El año 1939 constituye un hito central de la historia de España durante el siglo XX. Ante todo, porque supuso el punto final de la cruenta guerra civil que había comenzado casi tres años antes, el 17 de julio de 1936. De hecho, el primero de abril de 1939 el general Francisco Franco conquistó una victoria absoluta e incondicional sobre sus enemigos republicanos. Lo anunció mediante un parte de guerra que redactó en la cama, aquejado de una fuerte gripe, después de no haber perdido ni una sola jornada de trabajo durante toda la contienda: «En el día de hoy, cautivo y desarmado el Ejército rojo, han alcanzado las tropas nacionales sus últimos objetivos militares. La guerra ha terminado». Como permite apreciar el maniqueo texto, no se trataba de que hubiera llegado a España estrictamente la paz, sino más bien la victoria. Y desde entonces, la legitimidad de la victoria (el derecho de conquista apenas sublimado) se convertiría en la fuente última y suprema de la autoridad indiscutida del Caudillo «invicto y providencial» y de su consecuente derecho a ejercer el poder de modo vitalicio y omnímodo. La cruenta guerra civil concluida triunfalmente habría de ser así la columna vertebral sobre la que se erigió su larga dictadura, que iba a extenderse nada menos que durante casi cuarenta años, hasta su muerte por fallecimiento natural el 20 de noviembre de 1975.
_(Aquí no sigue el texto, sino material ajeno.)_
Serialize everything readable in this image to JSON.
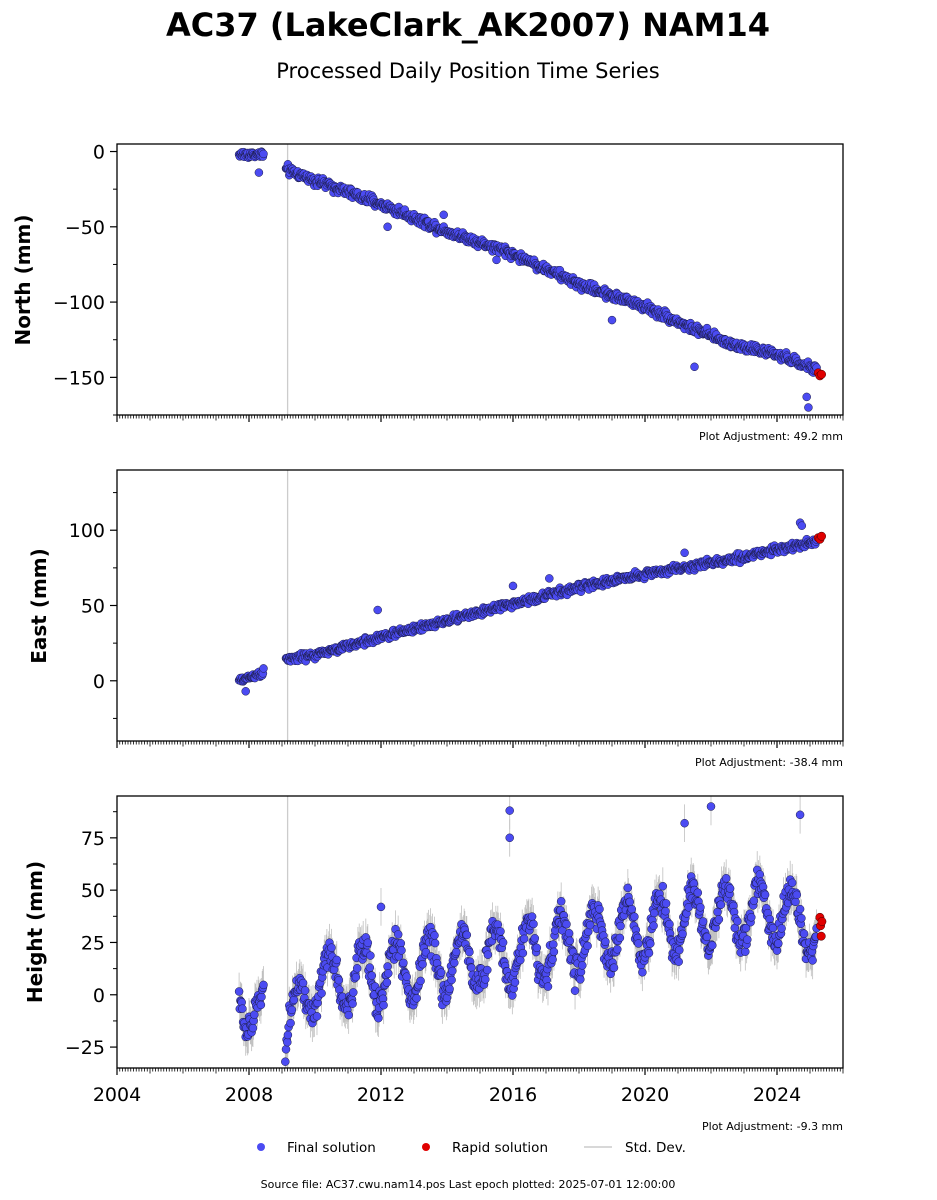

El legado bélico inmediato de 1939 también tendría repercusiones profundas y duraderas para la sociedad española. No en vano, la sangría demográfica ocasionada por la contienda iba a ser espectacular: un mínimo de 300.000 muertos (más de la mitad, víctimas de operaciones de represión en retaguardia, sólo el resto como resultado de operaciones militares); otro mínimo de 300.000 exiliados permanentes (medio millón a la altura de abril de 1939, aunque luego regresaron de grado o por fuerza en torno a 200.000 entre ese año y 1947); y algo más de 270.000 prisioneros políticos en las cárceles (oficialmente censados y reconocidos en 1940, aunque probablemente la cifra esté infracuantificada). Y también iba a ser notable y difícil de enmendar la devastación física ocasionada por la contienda: una cosecha de destrucciones materiales que habría de provocar graves carencias alimentarias, de servicios y de bienes industriales en los duros años venideros y, como mínimo, hasta 1959.

Y si para España 1939 representa una cesura crucial, otro tanto cabría decir para el conjunto del continente europeo y del resto del mundo. En septiembre de aquel año fatídico, apenas cinco meses después de terminada la contienda española y sólo veinte años después del final de la Gran Guerra, Europa se abocaba al segundo conflicto armado del siglo. Su legado de víctimas mortales habría de ser más aterrador que ningún otro hasta el presente: un total de más de 55 millones de personas, el 66 por ciento civiles no beligerantes (un promedio de 20.000 víctimas mortales por cada día de guerra). Son cifras para recordar y meditar, aunque hayan pasado nada menos que setenta años y queden muy pocos testigos y protagonistas de aquella inmensa catástrofe humana.